Something about it—many things, in fact—scared the hell out of me. It wasn’t right and I knew it. It was part of what was going on and I could not convince myself otherwise. I climbed back into the truck and threw it in reverse, backing well down the street before turning around. I was sweating. I was shaking. That eerie orb had filled me with dread and my survival instinct was amped up. I peeled out of there, heading back towards Piccamore Way as fast as I could safely go. I kept checking the rearview, but the orb was not following me as I feared. I saw it still moving west like a very large and very slow shooting star.

I breathed a sigh of relief.

I pulled over and tried to calm myself. What I needed was a cigarette, but I didn’t have any. That was a good thing because I would have started puffing away right then and there. It was coming and I knew it, the stress of the situation demanded it. In fact, I was half-tempted to break into a store and grab a carton. I got my nerves under control and threw the pickup in drive.

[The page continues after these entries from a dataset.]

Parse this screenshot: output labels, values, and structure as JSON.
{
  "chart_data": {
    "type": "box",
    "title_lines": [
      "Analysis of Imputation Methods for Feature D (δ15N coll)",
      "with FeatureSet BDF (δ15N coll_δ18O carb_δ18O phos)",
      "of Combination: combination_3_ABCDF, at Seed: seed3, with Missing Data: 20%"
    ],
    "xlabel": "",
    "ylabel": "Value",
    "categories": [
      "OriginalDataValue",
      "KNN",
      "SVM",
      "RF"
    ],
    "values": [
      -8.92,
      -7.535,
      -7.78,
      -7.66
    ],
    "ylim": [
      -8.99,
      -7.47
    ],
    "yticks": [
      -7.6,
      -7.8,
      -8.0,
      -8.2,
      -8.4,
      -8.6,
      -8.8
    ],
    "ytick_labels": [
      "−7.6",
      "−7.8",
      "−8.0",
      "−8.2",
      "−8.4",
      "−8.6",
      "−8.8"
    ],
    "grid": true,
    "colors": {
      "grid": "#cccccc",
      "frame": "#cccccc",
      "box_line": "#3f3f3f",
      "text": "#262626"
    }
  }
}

As I did so, I saw a sweeping bluish light coming up the avenue just ahead. I threw the truck in park and killed the engine and lights. The blackness rushed in and I was almost grateful for it the way a mouse is grateful when an owl cannot see him. And owl is applicable because the orb came over the rooftops and it looked very much like the eye of an owl.

As it came moving up the street, I crouched down on the seat.

The night was so black that I couldn’t really see what it was and I had a pretty good feeling I didn’t want to. All I knew is that behind the orb was a dark shape that looked very large. The orb moved closer and closer. Unlike a searchlight, it cast very little illumination. It was like one of those tactical lights special operations forces use. As it passed over the truck, I thought I was going to have a coronary my heart was palpitating so badly. The orb was immense and metallic-looking, very shiny, and had to be about the size of a tractor tire. It filled the cab with a deadly pale phosphorescence.

If it was aware of me, it gave no sign.

It drifted overhead, maybe twenty feet up, and something—actually, many things—scraped over the roof of the cab like fingernails. And then it was gone. I waited there another five minutes until I was sure it wasn’t coming back, then started up the truck and drove back to Piccamore.